How to Read OpenSanctions Results

The most important discipline when using OpenSanctions is simple:

do not treat a hit as a conclusion.

What a result can actually mean

A result may indicate:

  • a direct listing
  • a related person or entity
  • an alias or alternate transliteration
  • a historical or adjacent risk signal
  • a partial match that still needs manual judgment

Those are very different things.

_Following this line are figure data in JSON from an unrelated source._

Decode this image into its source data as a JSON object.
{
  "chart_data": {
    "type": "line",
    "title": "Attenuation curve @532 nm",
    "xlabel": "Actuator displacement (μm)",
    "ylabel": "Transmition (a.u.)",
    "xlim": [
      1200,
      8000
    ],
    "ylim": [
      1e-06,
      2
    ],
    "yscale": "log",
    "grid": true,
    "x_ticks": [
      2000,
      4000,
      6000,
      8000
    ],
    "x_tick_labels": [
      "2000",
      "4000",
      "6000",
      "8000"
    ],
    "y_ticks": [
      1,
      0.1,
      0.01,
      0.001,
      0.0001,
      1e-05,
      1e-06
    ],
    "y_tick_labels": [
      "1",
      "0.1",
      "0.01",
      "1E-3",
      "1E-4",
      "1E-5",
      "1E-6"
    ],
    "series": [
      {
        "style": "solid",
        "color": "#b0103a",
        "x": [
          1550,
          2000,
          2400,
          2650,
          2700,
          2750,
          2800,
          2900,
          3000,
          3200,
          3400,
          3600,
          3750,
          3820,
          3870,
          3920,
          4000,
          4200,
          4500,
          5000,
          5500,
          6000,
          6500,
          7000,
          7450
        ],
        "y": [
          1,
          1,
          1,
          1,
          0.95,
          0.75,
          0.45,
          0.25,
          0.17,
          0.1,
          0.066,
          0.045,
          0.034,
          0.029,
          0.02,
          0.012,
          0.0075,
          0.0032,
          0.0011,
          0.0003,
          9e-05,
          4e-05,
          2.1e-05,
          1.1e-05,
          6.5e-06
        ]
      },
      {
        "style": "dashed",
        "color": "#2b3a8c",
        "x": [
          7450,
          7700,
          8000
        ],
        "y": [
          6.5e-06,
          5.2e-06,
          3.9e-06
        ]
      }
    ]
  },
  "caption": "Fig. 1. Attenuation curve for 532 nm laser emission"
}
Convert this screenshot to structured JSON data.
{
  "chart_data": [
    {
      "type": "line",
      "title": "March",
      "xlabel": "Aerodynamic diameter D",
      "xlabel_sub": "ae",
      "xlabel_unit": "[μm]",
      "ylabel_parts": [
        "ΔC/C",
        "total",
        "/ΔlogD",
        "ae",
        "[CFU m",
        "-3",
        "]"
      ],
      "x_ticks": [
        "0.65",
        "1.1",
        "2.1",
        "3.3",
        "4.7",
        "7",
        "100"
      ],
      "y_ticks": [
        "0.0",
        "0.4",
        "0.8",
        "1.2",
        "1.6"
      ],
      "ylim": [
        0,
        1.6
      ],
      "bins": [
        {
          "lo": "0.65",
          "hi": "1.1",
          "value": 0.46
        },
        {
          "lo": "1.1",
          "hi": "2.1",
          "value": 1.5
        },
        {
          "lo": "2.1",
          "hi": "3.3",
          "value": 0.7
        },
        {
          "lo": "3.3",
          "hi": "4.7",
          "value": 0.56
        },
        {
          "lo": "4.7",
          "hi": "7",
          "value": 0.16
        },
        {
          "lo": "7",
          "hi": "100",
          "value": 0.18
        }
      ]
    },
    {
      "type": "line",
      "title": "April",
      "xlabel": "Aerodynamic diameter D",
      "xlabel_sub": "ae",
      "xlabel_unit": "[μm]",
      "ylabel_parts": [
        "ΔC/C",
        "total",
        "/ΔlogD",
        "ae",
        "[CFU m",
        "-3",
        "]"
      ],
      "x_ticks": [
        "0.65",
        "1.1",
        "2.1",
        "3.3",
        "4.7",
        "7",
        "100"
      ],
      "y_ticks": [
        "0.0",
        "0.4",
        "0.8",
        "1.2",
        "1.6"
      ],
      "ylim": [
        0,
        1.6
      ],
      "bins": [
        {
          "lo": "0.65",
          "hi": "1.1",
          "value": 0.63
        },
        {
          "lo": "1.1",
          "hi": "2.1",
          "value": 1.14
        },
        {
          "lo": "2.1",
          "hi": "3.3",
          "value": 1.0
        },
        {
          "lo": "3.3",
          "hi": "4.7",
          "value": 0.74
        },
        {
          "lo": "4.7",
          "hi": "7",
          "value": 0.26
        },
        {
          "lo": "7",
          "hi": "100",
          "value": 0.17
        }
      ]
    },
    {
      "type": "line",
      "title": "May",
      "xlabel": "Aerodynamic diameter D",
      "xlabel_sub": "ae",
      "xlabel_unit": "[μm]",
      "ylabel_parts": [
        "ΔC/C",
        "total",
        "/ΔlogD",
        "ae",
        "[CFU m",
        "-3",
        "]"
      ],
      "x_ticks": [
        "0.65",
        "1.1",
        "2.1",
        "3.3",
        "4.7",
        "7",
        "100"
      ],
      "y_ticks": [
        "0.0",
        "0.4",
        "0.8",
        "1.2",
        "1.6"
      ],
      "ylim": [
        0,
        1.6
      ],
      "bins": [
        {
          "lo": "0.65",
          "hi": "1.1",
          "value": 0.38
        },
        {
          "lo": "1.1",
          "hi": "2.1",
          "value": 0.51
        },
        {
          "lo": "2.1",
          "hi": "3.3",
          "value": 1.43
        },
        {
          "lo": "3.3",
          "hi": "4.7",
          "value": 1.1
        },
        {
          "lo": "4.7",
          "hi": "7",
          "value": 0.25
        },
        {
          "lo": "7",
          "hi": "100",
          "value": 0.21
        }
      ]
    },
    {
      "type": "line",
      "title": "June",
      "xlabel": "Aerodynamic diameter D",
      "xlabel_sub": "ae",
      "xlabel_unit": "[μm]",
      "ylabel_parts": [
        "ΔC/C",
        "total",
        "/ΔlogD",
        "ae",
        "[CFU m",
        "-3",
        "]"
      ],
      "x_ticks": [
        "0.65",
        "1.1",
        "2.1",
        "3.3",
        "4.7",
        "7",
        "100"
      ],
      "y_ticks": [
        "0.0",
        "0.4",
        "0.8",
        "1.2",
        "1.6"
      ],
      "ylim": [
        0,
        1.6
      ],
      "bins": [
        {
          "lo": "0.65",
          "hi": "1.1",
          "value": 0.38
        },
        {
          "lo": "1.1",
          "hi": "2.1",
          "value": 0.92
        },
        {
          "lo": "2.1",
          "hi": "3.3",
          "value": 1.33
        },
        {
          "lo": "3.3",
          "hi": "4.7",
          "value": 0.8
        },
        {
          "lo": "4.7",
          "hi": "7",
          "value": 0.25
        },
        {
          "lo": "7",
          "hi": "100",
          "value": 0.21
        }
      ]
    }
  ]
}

Good research keeps them separate.

Read the source context, not just the label

When a result appears, ask:

  • Which source dataset is this coming from?
  • Is it a sanctions list, a PEP dataset, or another type of risk source?
  • Is the match clearly exact, or only plausible?
  • What attributes actually support the match?
  • What remains uncertain?

If you cannot answer those questions, you are not ready to write the result up as meaningful.

The most common mistake

The most common mistake is collapsing related into same.

Examples:

  • a related entity is listed, not the target company itself
  • a person with a similar name appears, but the jurisdiction or context does not line up
  • the presence of a signal is treated as if it already changed the legal or operational status of the target

That is poor method.

Better framing

A safer way to write the finding is:

  • “This entity appears in…”
  • “A related person appears in…”
  • “A potentially relevant match exists in…”
  • “This requires manual confirmation…”

That language is not weak. It is precise.